O local tem 4 mil anos e também é aberto para pessoas que não sigam o yazidismo. Ele consiste de uma série de templos, com seus pináculos cônicos canelados característicos. O mais reverenciado deles contém o túmulo do xeque Adi ibn Musafir, considerado o fundador da religião.

Entrada de templo no Curdistão - ao lado da porta, fachada tem imagem de cobra
A cobra preta ao lado da porta do templo simboliza o respeito dos yazidis pela Mãe Natureza.

As origens exatas do yazidismo são controversas. Acredita-se que ele tenha mais de 7 mil anos. Ao longo do tempo, ele acabou incorporando elementos de outras religiões, como o zoroastrismo, o misticismo sufi, o cristianismo e o judaísmo.

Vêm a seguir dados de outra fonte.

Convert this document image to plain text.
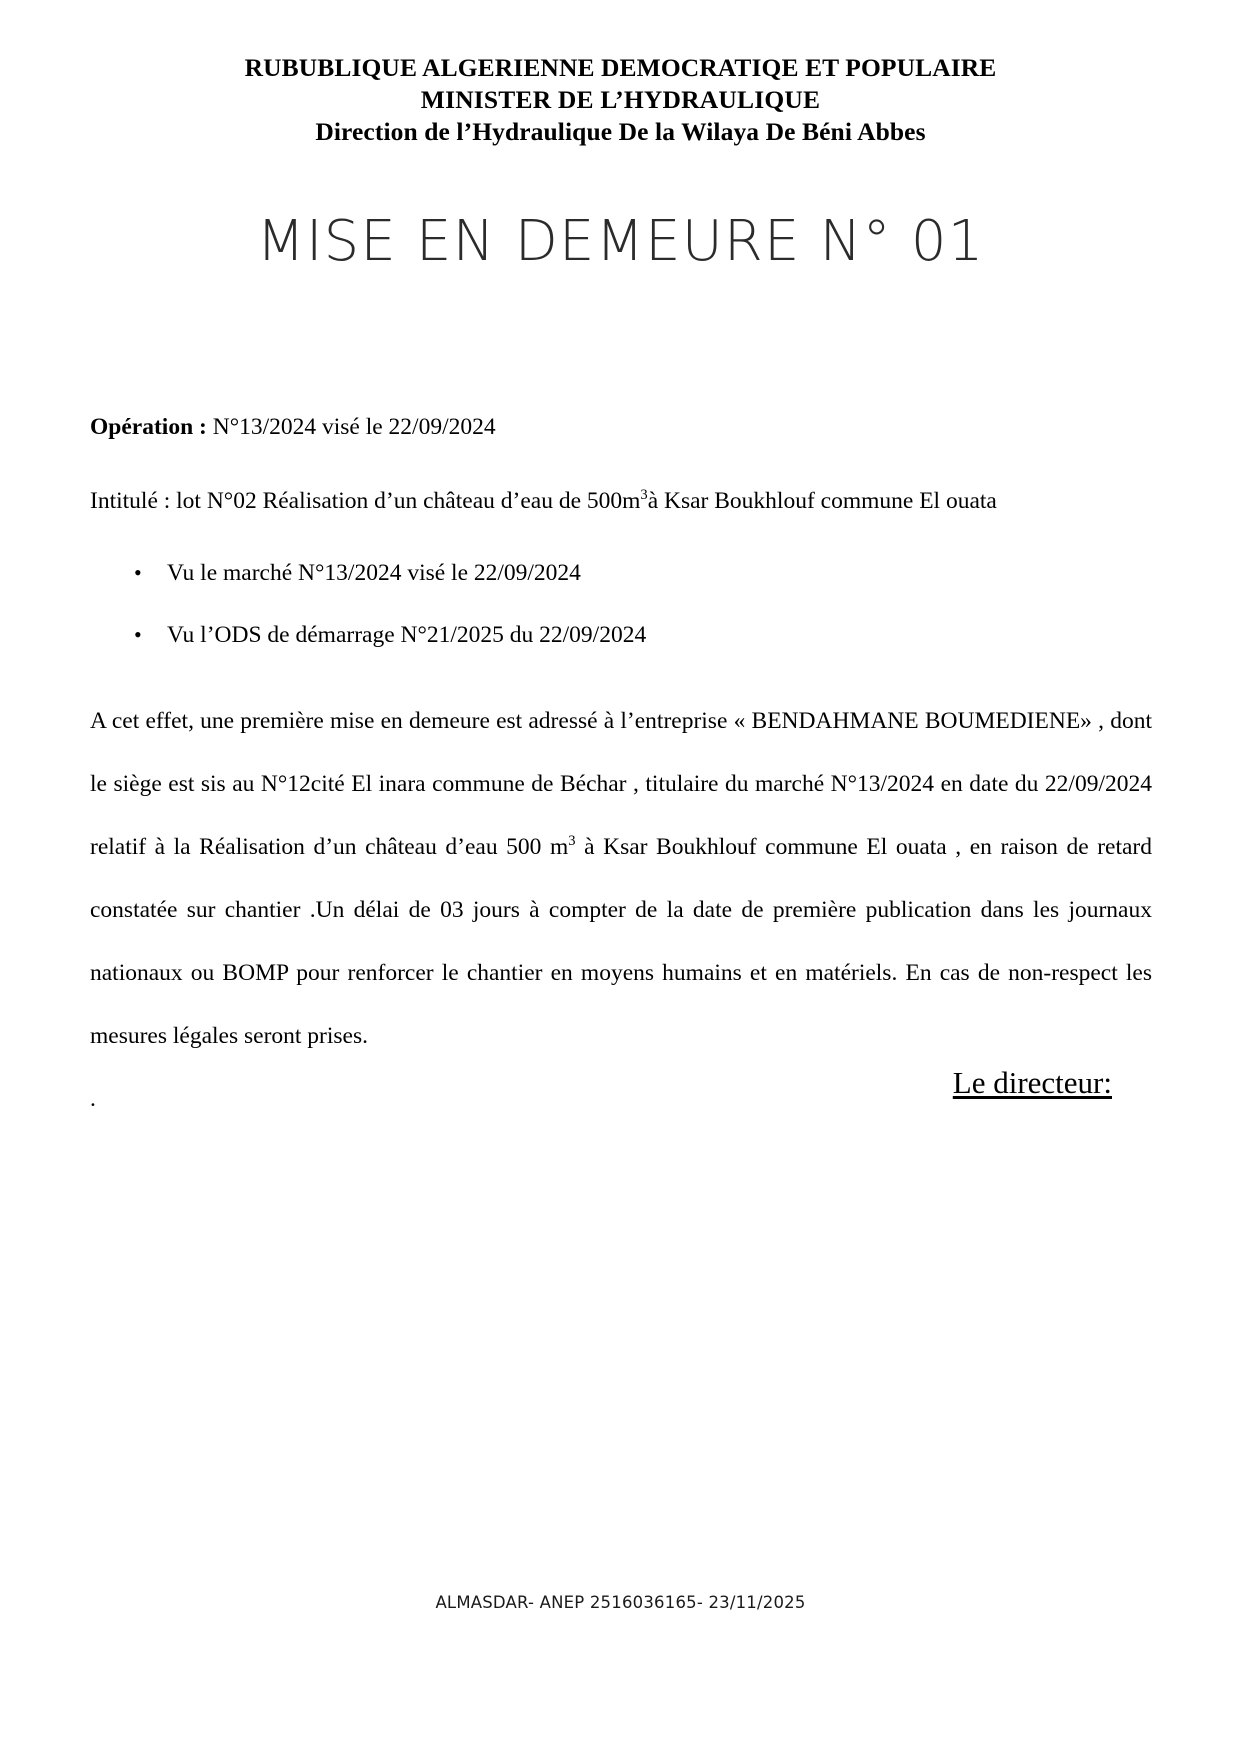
RUBUBLIQUE ALGERIENNE DEMOCRATIQE ET POPULAIRE
MINISTER DE L’HYDRAULIQUE
Direction de l’Hydraulique De la Wilaya De Béni Abbes
MISE EN DEMEURE N° 01
Opération : N°13/2024 visé le 22/09/2024
Intitulé : lot N°02 Réalisation d’un château d’eau de $500m^3à$ Ksar Boukhlouf commune El ouata
• Vu le marché N°13/2024 visé le 22/09/2024
• Vu l’ODS de démarrage N°21/2025 du 22/09/2024

A cet effet, une première mise en demeure est adressé à l’entreprise « BENDAHMANE BOUMEDIENE» , dont le siège est sis au N°12cité El inara commune de Béchar , titulaire du marché N°13/2024 en date du 22/09/2024 relatif à la Réalisation d’un château d’eau 500 $m^3$ à Ksar Boukhlouf commune El ouata , en raison de retard constatée sur chantier .Un délai de 03 jours à compter de la date de première publication dans les journaux nationaux ou BOMP pour renforcer le chantier en moyens humains et en matériels. En cas de non-respect les mesures légales seront prises.
.	Le directeur:
ALMASDAR- ANEP 2516036165- 23/11/2025
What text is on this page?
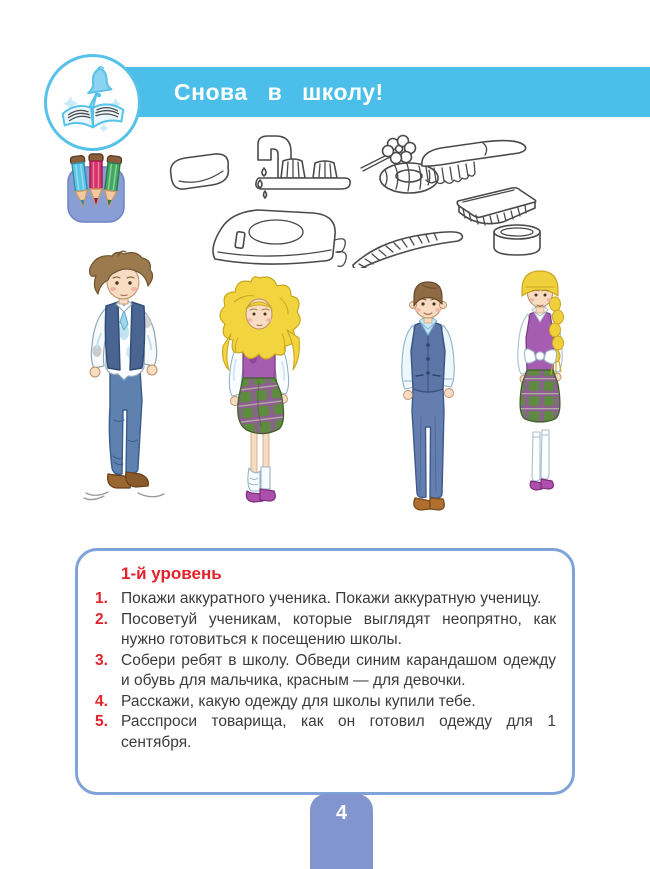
Снова в школу!
1-й уровень
1. Покажи аккуратного ученика. Покажи аккуратную ученицу.
2. Посоветуй ученикам, которые выглядят неопрятно, как нужно готовиться к посещению школы.
3. Собери ребят в школу. Обведи синим карандашом одежду и обувь для мальчика, красным — для девочки.
4. Расскажи, какую одежду для школы купили тебе.
5. Расспроси товарища, как он готовил одежду для 1 сентября.
4
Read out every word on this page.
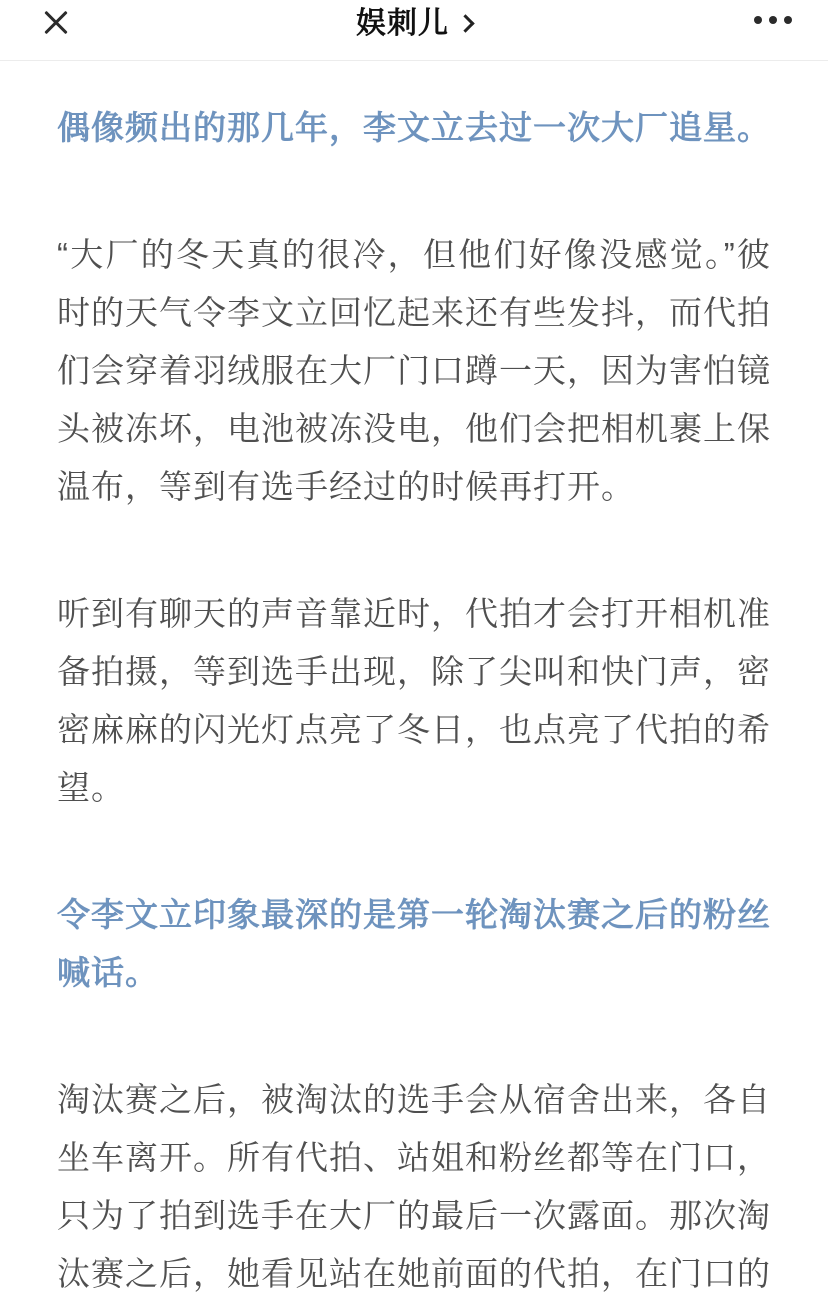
娱刺儿

偶像频出的那几年，李文立去过一次大厂追星。

“大厂的冬天真的很冷，但他们好像没感觉。”彼时的天气令李文立回忆起来还有些发抖，而代拍们会穿着羽绒服在大厂门口蹲一天，因为害怕镜头被冻坏，电池被冻没电，他们会把相机裹上保温布，等到有选手经过的时候再打开。

听到有聊天的声音靠近时，代拍才会打开相机准备拍摄，等到选手出现，除了尖叫和快门声，密密麻麻的闪光灯点亮了冬日，也点亮了代拍的希望。

令李文立印象最深的是第一轮淘汰赛之后的粉丝喊话。

淘汰赛之后，被淘汰的选手会从宿舍出来，各自坐车离开。所有代拍、站姐和粉丝都等在门口，只为了拍到选手在大厂的最后一次露面。那次淘汰赛之后，她看见站在她前面的代拍，在门口的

As principais crenças do yazidismo são que existe um único Deus (“Kuda”, em idioma curdo), que criou a humanidade, enquanto todos os outros seres vivos resultaram do trabalho de sete anjos, liderados pelo anjo em forma de pavão, chamado Malak Taus.

“Outra característica importante da religião yazidi é a crença na nossa unidade com o mundo natural, que tem raízes na antiga veneração da natureza”, afirma Mahmood. “A cobra preta na porta do tempo simboliza o nosso respeito pela Mãe Natureza. Nunca matamos uma cobra, mesmo se ela for venenosa.”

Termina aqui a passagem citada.